On Christmas, my family had a lovely get together filled with food, games and laughter. It was over much too early since many of us had to work the next day (several family members work in retail), but it was one of the best Christmases I can ever recall. A childhood friend stopped by to visit after being away at college for several years, and it was lovely to see her, too.
This young woman was a friend of my sister’s, and is about six years or so younger than me, so she’s in her early twenties right now. She looked sophisticated and festive, and when she talked she reminded me so much of how I spoke and thought at her age, or perhaps a little younger.
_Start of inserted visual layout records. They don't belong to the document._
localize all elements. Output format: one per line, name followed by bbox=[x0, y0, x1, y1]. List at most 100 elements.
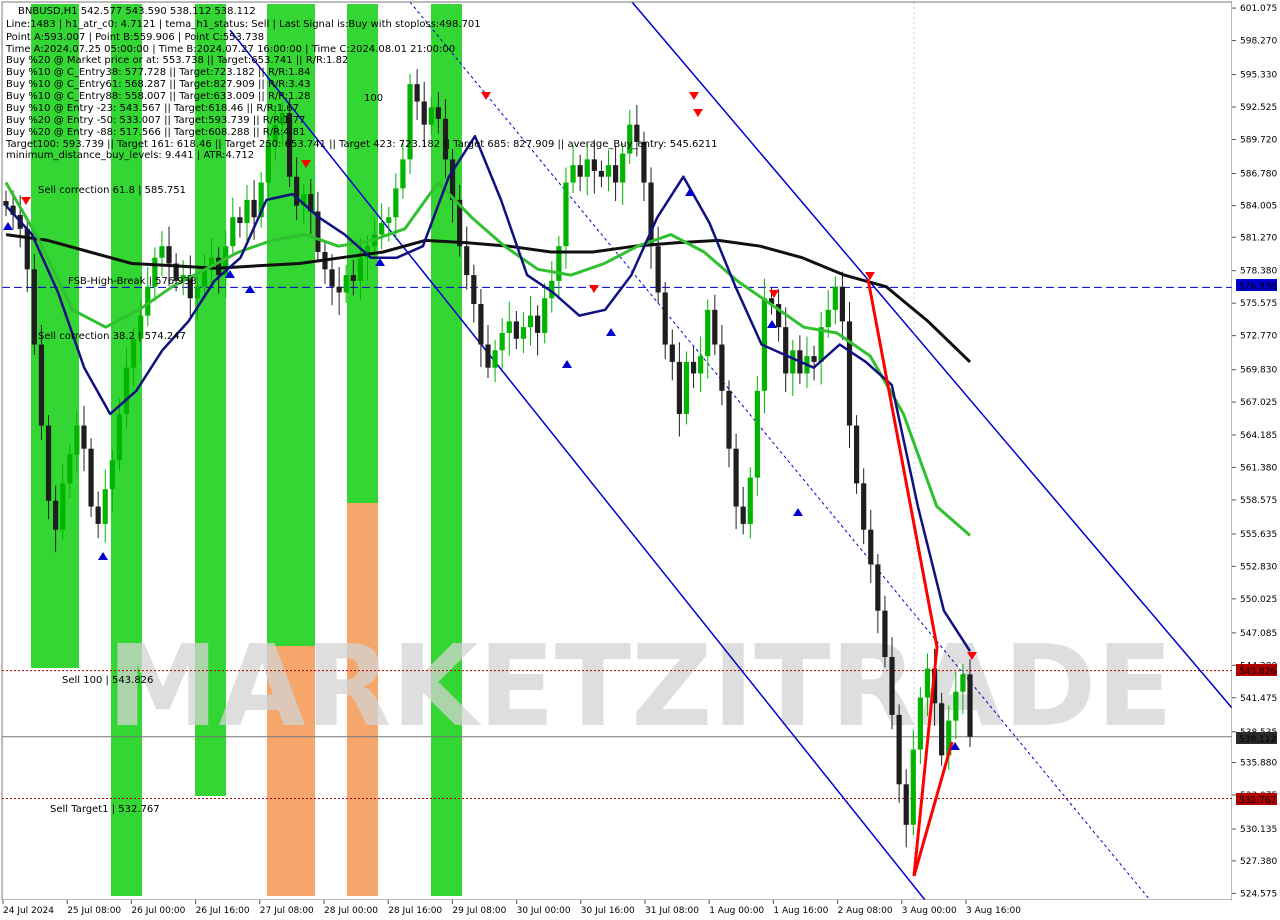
y-tick-label: 524.575 bbox=[1240, 889, 1277, 899]
y-tick-label: 564.185 bbox=[1240, 431, 1277, 441]
candle-body bbox=[612, 165, 619, 183]
watermark-layer: MARKETZITRADE bbox=[107, 622, 1173, 752]
axis-frame bbox=[0, 0, 1280, 920]
candle-body bbox=[464, 246, 470, 276]
sell-arrow-icon bbox=[481, 92, 491, 100]
buy-arrow-icon bbox=[767, 320, 777, 328]
y-tick-label: 586.780 bbox=[1240, 169, 1277, 179]
y-tick-label: 581.270 bbox=[1240, 233, 1277, 243]
candle-body bbox=[903, 784, 909, 825]
sell-100-label: Sell 100 | 543.826 bbox=[62, 675, 153, 686]
channel-lower-line bbox=[229, 29, 926, 901]
x-tick-label: 25 Jul 08:00 bbox=[67, 906, 121, 916]
candle-body bbox=[620, 153, 626, 183]
candle-body bbox=[123, 367, 130, 414]
candle-body bbox=[939, 703, 945, 756]
candle-body bbox=[882, 610, 888, 657]
candle-body bbox=[435, 107, 441, 119]
candle-body bbox=[917, 697, 923, 750]
candle-body bbox=[81, 425, 87, 449]
x-tick-label: 1 Aug 16:00 bbox=[773, 906, 828, 916]
candle-body bbox=[861, 483, 867, 530]
y-tick-label: 527.380 bbox=[1240, 857, 1277, 867]
y-tick-label: 598.270 bbox=[1240, 37, 1277, 47]
candle-body bbox=[357, 257, 364, 281]
sell100-badge-text: 543.826 bbox=[1239, 667, 1276, 677]
candle-body bbox=[690, 361, 697, 374]
candle-body bbox=[116, 413, 123, 461]
x-tick-label: 30 Jul 16:00 bbox=[581, 906, 635, 916]
buy-arrow-icon bbox=[562, 360, 572, 368]
candle-body bbox=[662, 292, 668, 345]
candle-body bbox=[726, 390, 732, 449]
candle-body bbox=[230, 217, 236, 247]
candle-body bbox=[74, 425, 80, 455]
info-line-9: Buy %10 @ Entry -23: 543.567 || Target:6… bbox=[6, 103, 299, 114]
sell-arrow-icon bbox=[21, 197, 31, 205]
y-tick-label: 558.575 bbox=[1240, 496, 1277, 506]
candle-body bbox=[343, 275, 349, 293]
candle-body bbox=[598, 170, 605, 177]
buy-arrow-icon bbox=[685, 188, 695, 196]
x-tick-label: 3 Aug 00:00 bbox=[902, 906, 957, 916]
info-line-7: Buy %10 @ C_Entry61: 568.287 || Target:8… bbox=[6, 79, 311, 90]
fsb-badge-text: 576.938 bbox=[1239, 282, 1276, 292]
candle-body bbox=[868, 529, 874, 565]
candle-body bbox=[3, 201, 9, 206]
candle-body bbox=[520, 327, 527, 339]
buy-arrow-icon bbox=[793, 508, 803, 516]
current-badge-text: 538.112 bbox=[1239, 735, 1276, 745]
candle-body bbox=[542, 298, 548, 333]
candle-body bbox=[875, 564, 881, 611]
candle-body bbox=[393, 188, 399, 218]
sell-arrow-icon bbox=[769, 290, 779, 298]
candle-body bbox=[924, 668, 931, 698]
buy-arrow-icon bbox=[98, 552, 108, 560]
y-tick-label: 575.575 bbox=[1240, 299, 1277, 309]
y-tick-label: 592.525 bbox=[1240, 103, 1277, 113]
candle-body bbox=[38, 344, 45, 426]
y-tick-label: 578.380 bbox=[1240, 267, 1277, 277]
candle-body bbox=[846, 321, 853, 426]
info-line-1: BNBUSD,H1 542.577 543.590 538.112 538.11… bbox=[18, 6, 256, 17]
candle-body bbox=[194, 286, 200, 299]
candle-body bbox=[733, 448, 739, 507]
candle-body bbox=[471, 275, 477, 305]
candle-body bbox=[485, 344, 491, 368]
x-tick-label: 28 Jul 16:00 bbox=[388, 906, 442, 916]
candle-body bbox=[683, 361, 690, 414]
candle-body bbox=[783, 327, 789, 374]
y-tick-label: 601.075 bbox=[1240, 4, 1277, 14]
candle-body bbox=[88, 448, 94, 507]
candle-body bbox=[244, 199, 250, 224]
info-line-11: Buy %20 @ Entry -88: 517.566 || Target:6… bbox=[6, 127, 305, 138]
candle-body bbox=[251, 199, 257, 218]
info-line-12: Target100: 593.739 || Target 161: 618.46… bbox=[5, 139, 717, 150]
sell-arrow-icon bbox=[589, 285, 599, 293]
candle-body bbox=[53, 500, 59, 530]
candle-body bbox=[499, 332, 505, 351]
candle-body bbox=[825, 309, 831, 328]
buy-arrow-icon bbox=[606, 328, 616, 336]
y-tick-label: 530.135 bbox=[1240, 825, 1277, 835]
y-tick-label: 552.830 bbox=[1240, 562, 1277, 572]
target-badge-text: 532.767 bbox=[1239, 796, 1276, 806]
candle-body bbox=[421, 101, 427, 125]
sell-arrow-icon bbox=[693, 109, 703, 117]
candle-body bbox=[478, 304, 484, 345]
x-tick-label: 26 Jul 00:00 bbox=[131, 906, 185, 916]
x-tick-label: 1 Aug 00:00 bbox=[709, 906, 764, 916]
candle-body bbox=[790, 350, 796, 374]
candle-body bbox=[45, 425, 52, 501]
candle-body bbox=[428, 107, 434, 125]
x-tick-label: 24 Jul 2024 bbox=[3, 906, 54, 916]
info-line-3: Point A:593.007 | Point B:559.906 | Poin… bbox=[6, 32, 264, 43]
candle-body bbox=[655, 246, 661, 293]
candle-body bbox=[577, 165, 583, 177]
price-chart[interactable]: MARKETZITRADE Sell correction 61.8 | 585… bbox=[0, 0, 1280, 920]
sell-arrow-icon bbox=[689, 92, 699, 100]
candle-body bbox=[818, 327, 824, 362]
y-tick-label: 584.005 bbox=[1240, 202, 1277, 212]
candle-body bbox=[386, 217, 392, 224]
x-tick-label: 27 Jul 08:00 bbox=[260, 906, 314, 916]
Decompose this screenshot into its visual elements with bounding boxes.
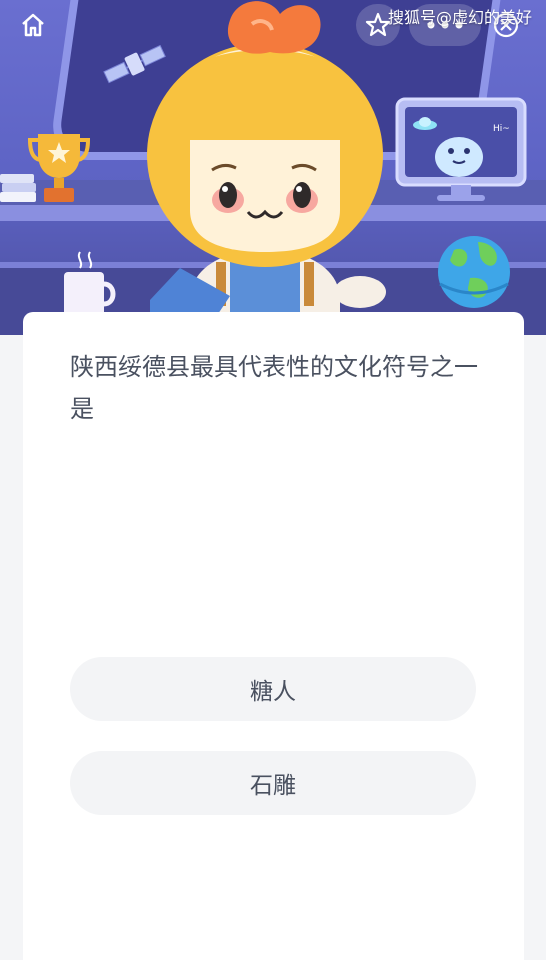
home-button[interactable] <box>12 6 54 44</box>
question-card: 陕西绥德县最具代表性的文化符号之一是 糖人 石雕 <box>23 312 524 960</box>
monitor-illustration: Hi~ <box>395 97 527 201</box>
answer-option-b[interactable]: 石雕 <box>70 751 476 815</box>
mascot-illustration <box>147 1 386 335</box>
trophy-icon <box>28 134 90 202</box>
home-icon <box>22 13 44 37</box>
monitor-text: Hi~ <box>493 124 510 134</box>
watermark-text: 搜狐号@虚幻的美好 <box>388 8 533 27</box>
mug-icon <box>64 251 116 318</box>
answer-option-a[interactable]: 糖人 <box>70 657 476 721</box>
globe-icon <box>438 236 510 308</box>
header-banner: Hi~ 搜狐号@虚幻的美好 <box>0 0 546 335</box>
question-text: 陕西绥德县最具代表性的文化符号之一是 <box>70 353 478 423</box>
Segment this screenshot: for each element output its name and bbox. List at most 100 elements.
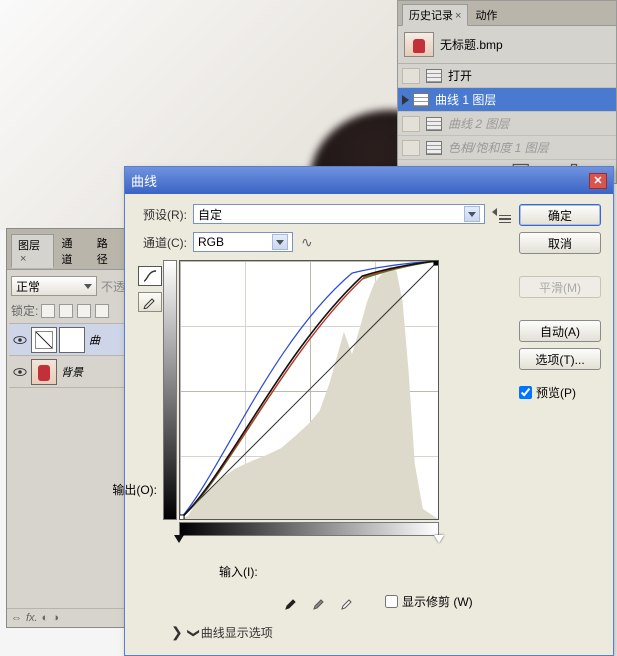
curves-dialog: 曲线 ✕ 预设(R): 自定 通道(C): RGB ∿ (124, 166, 614, 656)
history-item-huesat[interactable]: 色相/饱和度 1 图层 (398, 136, 616, 160)
history-item-label: 曲线 1 图层 (435, 91, 496, 108)
channel-value: RGB (198, 235, 224, 249)
snapshot-slot (402, 116, 420, 132)
snapshot-slot (402, 68, 420, 84)
histogram (180, 261, 438, 519)
visibility-icon[interactable] (11, 367, 29, 377)
step-icon (426, 69, 442, 83)
white-point-eyedropper[interactable] (339, 592, 357, 610)
preview-label: 预览(P) (536, 384, 576, 401)
curve-tools (137, 260, 163, 641)
document-thumb (404, 32, 434, 57)
history-item-label: 色相/饱和度 1 图层 (448, 139, 549, 156)
chevron-down-icon (84, 284, 92, 289)
show-clipping-checkbox[interactable]: 显示修剪 (W) (385, 593, 473, 610)
curve-point-tool[interactable] (138, 266, 162, 286)
lock-transparency-icon[interactable] (41, 304, 55, 318)
step-icon (413, 93, 429, 107)
history-panel: 历史记录× 动作 无标题.bmp 打开 曲线 1 图层 曲线 2 图层 色相/饱… (397, 0, 617, 184)
preset-value: 自定 (198, 206, 222, 223)
step-icon (426, 117, 442, 131)
tab-channels[interactable]: 通道 (54, 232, 89, 270)
layers-footer: ⇔ fx. ◐ ◑ (7, 608, 129, 627)
layer-row-background[interactable]: 背景 (9, 356, 127, 388)
shadow-slider[interactable] (174, 535, 184, 543)
layer-mask-thumb[interactable] (59, 327, 85, 353)
input-label: 输入(I): (219, 563, 258, 580)
layers-panel: 图层× 通道 路径 正常 不透 锁定: (6, 228, 130, 628)
curve-display-options-toggle[interactable]: ❯ ❯ 曲线显示选项 (171, 624, 511, 641)
layer-thumb-photo[interactable] (31, 359, 57, 385)
tab-channels-label: 通道 (61, 238, 72, 266)
channel-select[interactable]: RGB (193, 232, 293, 252)
channel-cycle-icon[interactable]: ∿ (299, 234, 315, 251)
history-item-label: 打开 (448, 67, 472, 84)
visibility-icon[interactable] (11, 335, 29, 345)
layer-thumb-curves[interactable] (31, 327, 57, 353)
tab-paths[interactable]: 路径 (90, 232, 125, 270)
close-icon[interactable]: × (20, 253, 26, 265)
tab-layers[interactable]: 图层× (11, 234, 54, 268)
disclosure-icon: ❯ (187, 627, 201, 637)
step-icon (426, 141, 442, 155)
highlight-slider[interactable] (434, 535, 444, 543)
layers-tabstrip: 图层× 通道 路径 (7, 229, 129, 270)
link-icon[interactable]: ⇔ (11, 612, 22, 624)
preset-label: 预设(R): (137, 206, 187, 223)
mask-icon[interactable]: ◐ (42, 612, 49, 624)
smooth-label: 平滑(M) (539, 279, 581, 296)
black-point-eyedropper[interactable] (283, 592, 301, 610)
curve-pencil-tool[interactable] (138, 292, 162, 312)
history-item-open[interactable]: 打开 (398, 64, 616, 88)
tab-layers-label: 图层 (18, 240, 40, 252)
preview-checkbox[interactable]: 预览(P) (519, 384, 601, 401)
auto-label: 自动(A) (540, 323, 580, 340)
blend-mode-select[interactable]: 正常 (11, 276, 97, 296)
channel-label: 通道(C): (137, 234, 187, 251)
gray-point-eyedropper[interactable] (311, 592, 329, 610)
input-gradient (179, 522, 439, 536)
ok-label: 确定 (548, 207, 572, 224)
fx-icon[interactable]: fx. (26, 612, 38, 624)
lock-position-icon[interactable] (77, 304, 91, 318)
preview-input[interactable] (519, 386, 532, 399)
tab-history[interactable]: 历史记录× (402, 4, 468, 26)
history-item-label: 曲线 2 图层 (448, 115, 509, 132)
curves-plot[interactable] (179, 260, 439, 520)
options-button[interactable]: 选项(T)... (519, 348, 601, 370)
tab-actions-label: 动作 (475, 10, 497, 22)
document-name: 无标题.bmp (440, 36, 503, 53)
history-item-curves1[interactable]: 曲线 1 图层 (398, 88, 616, 112)
layer-row-curves[interactable]: 曲 (9, 324, 127, 356)
cancel-label: 取消 (548, 235, 572, 252)
history-item-curves2[interactable]: 曲线 2 图层 (398, 112, 616, 136)
history-document-row[interactable]: 无标题.bmp (398, 26, 616, 64)
auto-button[interactable]: 自动(A) (519, 320, 601, 342)
current-step-icon (402, 95, 409, 105)
layer-name: 背景 (57, 364, 83, 380)
show-clipping-label: 显示修剪 (W) (402, 593, 473, 610)
chevron-down-icon (464, 206, 480, 222)
dialog-titlebar[interactable]: 曲线 ✕ (125, 167, 613, 194)
disclosure-icon: ❯ (171, 624, 183, 641)
show-clipping-input[interactable] (385, 595, 398, 608)
output-gradient (163, 260, 177, 520)
adjustment-icon[interactable]: ◑ (52, 612, 59, 624)
preset-select[interactable]: 自定 (193, 204, 485, 224)
lock-label: 锁定: (11, 302, 38, 319)
black-white-sliders[interactable] (179, 537, 439, 545)
tab-actions[interactable]: 动作 (468, 4, 504, 26)
chevron-down-icon (272, 234, 288, 250)
history-tabstrip: 历史记录× 动作 (398, 1, 616, 26)
smooth-button: 平滑(M) (519, 276, 601, 298)
close-icon[interactable]: × (455, 10, 461, 22)
lock-pixels-icon[interactable] (59, 304, 73, 318)
close-button[interactable]: ✕ (589, 173, 607, 189)
preset-menu-icon[interactable] (491, 205, 511, 223)
tab-history-label: 历史记录 (409, 10, 453, 22)
display-options-label: 曲线显示选项 (201, 624, 273, 641)
cancel-button[interactable]: 取消 (519, 232, 601, 254)
ok-button[interactable]: 确定 (519, 204, 601, 226)
opacity-label: 不透 (101, 278, 125, 295)
lock-all-icon[interactable] (95, 304, 109, 318)
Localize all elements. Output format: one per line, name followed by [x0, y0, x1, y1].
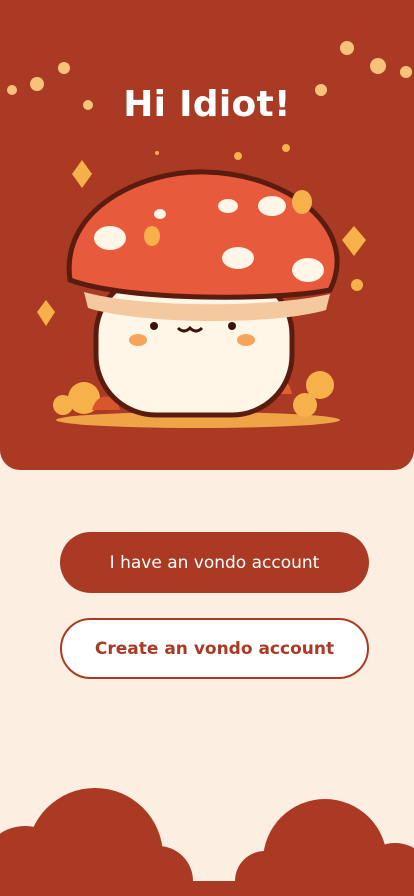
- mushroom-mascot-icon: [37, 144, 366, 428]
- hero-banner: Hi Idiot!: [0, 0, 414, 470]
- login-button[interactable]: I have an vondo account: [60, 532, 369, 593]
- cloud-decoration: [0, 788, 414, 896]
- create-account-button[interactable]: Create an vondo account: [60, 618, 369, 679]
- page-title: Hi Idiot!: [123, 84, 291, 125]
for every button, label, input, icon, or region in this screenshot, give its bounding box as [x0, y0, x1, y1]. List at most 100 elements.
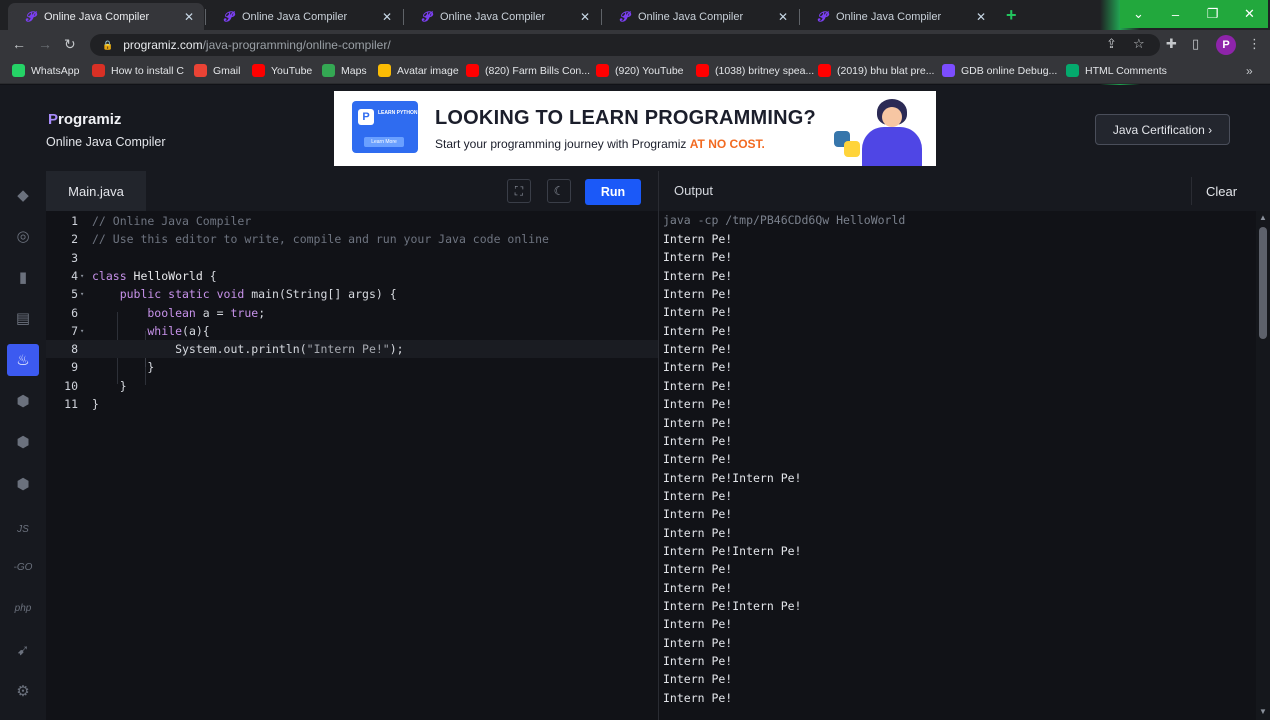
- output-line: Intern Pe!: [663, 287, 733, 302]
- share-icon[interactable]: ⇪: [1106, 36, 1117, 52]
- bookmark-favicon-icon: [696, 64, 709, 77]
- bookmark-label: (2019) bhu blat pre...: [837, 64, 935, 77]
- bookmark-item[interactable]: How to install C: [92, 64, 184, 77]
- restore-icon[interactable]: ❐: [1194, 0, 1231, 28]
- scroll-down-icon[interactable]: ▼: [1259, 707, 1267, 716]
- new-tab-button[interactable]: +: [1006, 5, 1017, 26]
- banner-sub-text: Start your programming journey with Prog…: [435, 137, 690, 151]
- bookmark-item[interactable]: HTML Comments: [1066, 64, 1167, 77]
- scroll-up-icon[interactable]: ▲: [1259, 213, 1267, 222]
- bookmark-item[interactable]: (820) Farm Bills Con...: [466, 64, 590, 77]
- forward-icon[interactable]: →: [38, 36, 52, 52]
- fold-icon[interactable]: ▾: [80, 290, 86, 298]
- code-text: System.out.println("Intern Pe!");: [92, 342, 404, 356]
- output-console[interactable]: java -cp /tmp/PB46CDd6Qw HelloWorld Inte…: [658, 211, 1256, 720]
- ad-banner[interactable]: P LEARN PYTHON Learn More LOOKING TO LEA…: [334, 91, 936, 166]
- python-icon[interactable]: ◆: [7, 179, 39, 211]
- php-icon[interactable]: php: [7, 592, 39, 624]
- code-token: HelloWorld: [133, 268, 203, 283]
- output-scrollbar[interactable]: ▲ ▼: [1256, 211, 1270, 720]
- csharp-icon[interactable]: ⬢: [7, 468, 39, 500]
- code-line: 5 ▾ public static void main(String[] args…: [46, 285, 658, 303]
- url-input[interactable]: 🔒 programiz.com/java-programming/online-…: [90, 34, 1160, 56]
- c-icon[interactable]: ⬢: [7, 385, 39, 417]
- close-tab-icon[interactable]: ✕: [778, 10, 788, 24]
- output-line: Intern Pe!: [663, 580, 733, 595]
- bookmark-item[interactable]: GDB online Debug...: [942, 64, 1057, 77]
- sql-icon[interactable]: ▮: [7, 261, 39, 293]
- tab-separator: [799, 9, 800, 25]
- bookmark-item[interactable]: Gmail: [194, 64, 240, 77]
- banner-card-logo: P: [358, 109, 374, 125]
- fold-icon[interactable]: ▾: [80, 327, 86, 335]
- close-tab-icon[interactable]: ✕: [976, 10, 986, 24]
- browser-tab[interactable]: 𝓟 Online Java Compiler ✕: [404, 3, 600, 30]
- tab-search-icon[interactable]: ⌄: [1120, 0, 1157, 28]
- close-tab-icon[interactable]: ✕: [382, 10, 392, 24]
- java-icon[interactable]: ♨: [7, 344, 39, 376]
- html-icon[interactable]: ▤: [7, 302, 39, 334]
- output-line: Intern Pe!: [663, 488, 733, 503]
- bookmarks-bar: WhatsApp How to install C Gmail YouTube Maps…: [0, 60, 1270, 84]
- output-line: Intern Pe!: [663, 268, 733, 283]
- bookmark-item[interactable]: (920) YouTube: [596, 64, 684, 77]
- output-line: Intern Pe!: [663, 232, 733, 246]
- browser-tab[interactable]: 𝓟 Online Java Compiler ✕: [8, 3, 204, 30]
- fold-icon[interactable]: ▾: [80, 272, 86, 280]
- code-token: }: [92, 397, 99, 411]
- theme-toggle-icon[interactable]: ☾: [547, 179, 571, 203]
- browser-tab[interactable]: 𝓟 Online Java Compiler ✕: [206, 3, 402, 30]
- line-number: 4: [71, 268, 78, 283]
- menu-icon[interactable]: ⋮: [1248, 36, 1261, 52]
- r-icon[interactable]: ◎: [7, 220, 39, 252]
- profile-avatar[interactable]: P: [1216, 35, 1236, 55]
- bookmark-label: WhatsApp: [31, 64, 80, 77]
- javascript-icon[interactable]: JS: [7, 513, 39, 545]
- browser-tab-bar: 𝓟 Online Java Compiler ✕ 𝓟 Online Java Compi…: [0, 0, 1270, 30]
- code-editor[interactable]: 1 // Online Java Compiler 2 // Use this edi…: [46, 211, 658, 720]
- programiz-logo[interactable]: Programiz: [48, 111, 121, 128]
- bookmark-favicon-icon: [1066, 64, 1079, 77]
- browser-tab[interactable]: 𝓟 Online Java Compiler ✕: [602, 3, 798, 30]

She mentioned how there are women at her place of work who think they are better than everyone else, and she remarked, “Really? You’re from X county!” meaning, of course, our county. I had to laugh; I’ve said the same thing so many times about different people in my life as well.
What I didn’t say, though—because it would have been condescending; I would have rolled my eyes at that age myself—is that your birthplace matters far less than you think. I wonder if anyone ever told Oprah or Gandhi or Mother Theresa or JK Rowling, “Really? You’re from X county!” when they attempted to do anything huge in their lifetimes.
We don’t think about this when we grow up. We think about leaving this “hick town” or “one horse town” or whatever you call where you came from, and we think we’ll never be back. We think that nobody ever amounted to anything in our town, and we’re probably wrong. Look at all of the firefighters, teachers, doctors, lawyers, mothers and fathers in your town—they all surely mean the world to someone. I don’t think Gandhi or Mother Theresa came from New York or Los Angeles, either.
I like that I know this now. I wish I had known it sooner, but there’s no way in hell a teenager would believe such sentiments! I wonder if there’s a way to help young people see that it doesn’t matter where you’re from as long as you be an authentic, kind person who follows your heart and your dreams.
Of course, as for those broads giving my friend some trouble—well, a little humility does go a long way!